Y mientras tanto, la literatura y la vida se conjuran. Se confabulan para aseverarnos que la vida nunca se aparta del todo de la infancia. Es lo que el lector va observando a medida que avanza su lectura al comprobar cómo Negroni, además de empeñarse en acotar su ajuste de cuentas con su madre, se afana en imponer a su testimonio el sesgo de una poética en la que la extrañeza de vivir decanta también su bagaje literario. Y en ese sentido no deja de insinuarlo con perplejidad, tirando del hilo de autores como Pessoa, Albert Camus, Stendhal, Pavese, Djuna Barnes o Clarice Lispector: “Todo es tan complicado, tan enteramente cierto. O la vida es un viaje hacia la nada y la escritura un atajo”.


María Negroni consigue acercarnos al estado más íntimo de su proceso creativo, mediante un lenguaje preciso que sacude y pugna por hacerse oír, por hacerse ver, que se repliega para dar paso a la frase siguiente. Y en esa estructura recurrente que quisiera decirlo todo, absolutamente todo, como si fuera la última oportunidad a su alcance, la última frase, destaca la importancia de lo indecible, de ese silencio del que parte la escritura, tomando como referencia esta cita inapelable de la filósofa María Zambrano: «escribir es defender el silencio en que se está».
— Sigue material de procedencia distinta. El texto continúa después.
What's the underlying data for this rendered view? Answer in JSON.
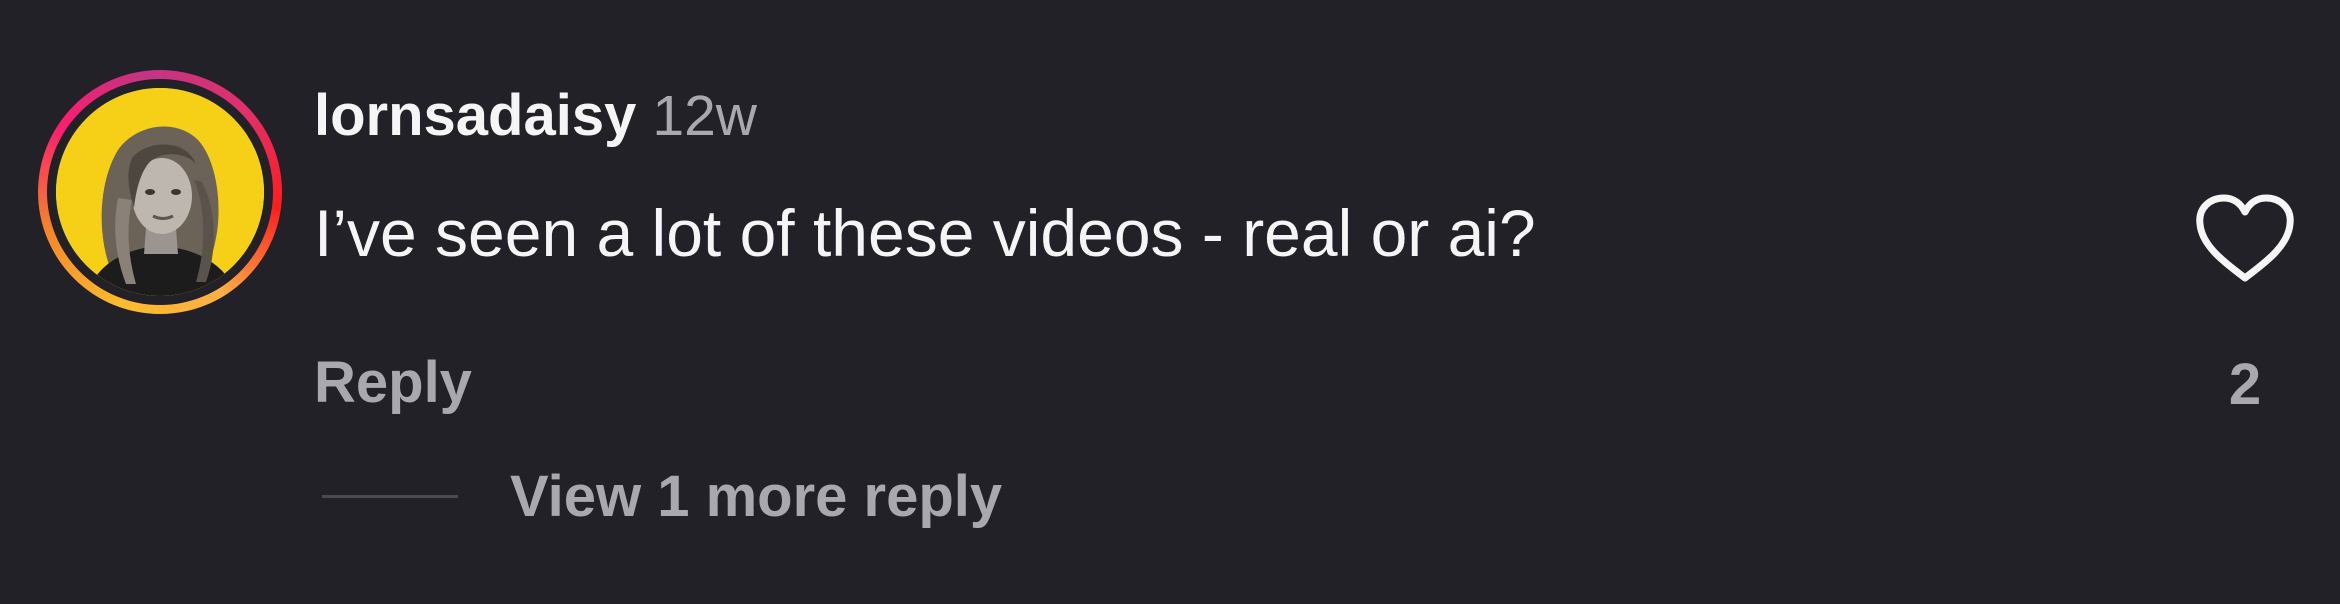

Estamos siempre convocados a narrar, decía Piglia. El corazón del daño es un claro exponente de esa idea, una obra íntima micrografiada a modo de novela ensayística, extraordinariamente bien escrita, con una acústica en la que se escucha el latido de su autora, una pulsión en la que las palabras concluyen a su modo, alentadas por un alma que no para de matizar la escritura desde las entrañas de una hija que revuelve el amor incapaz de su madre. Un libro óseo, envolvente y admirable.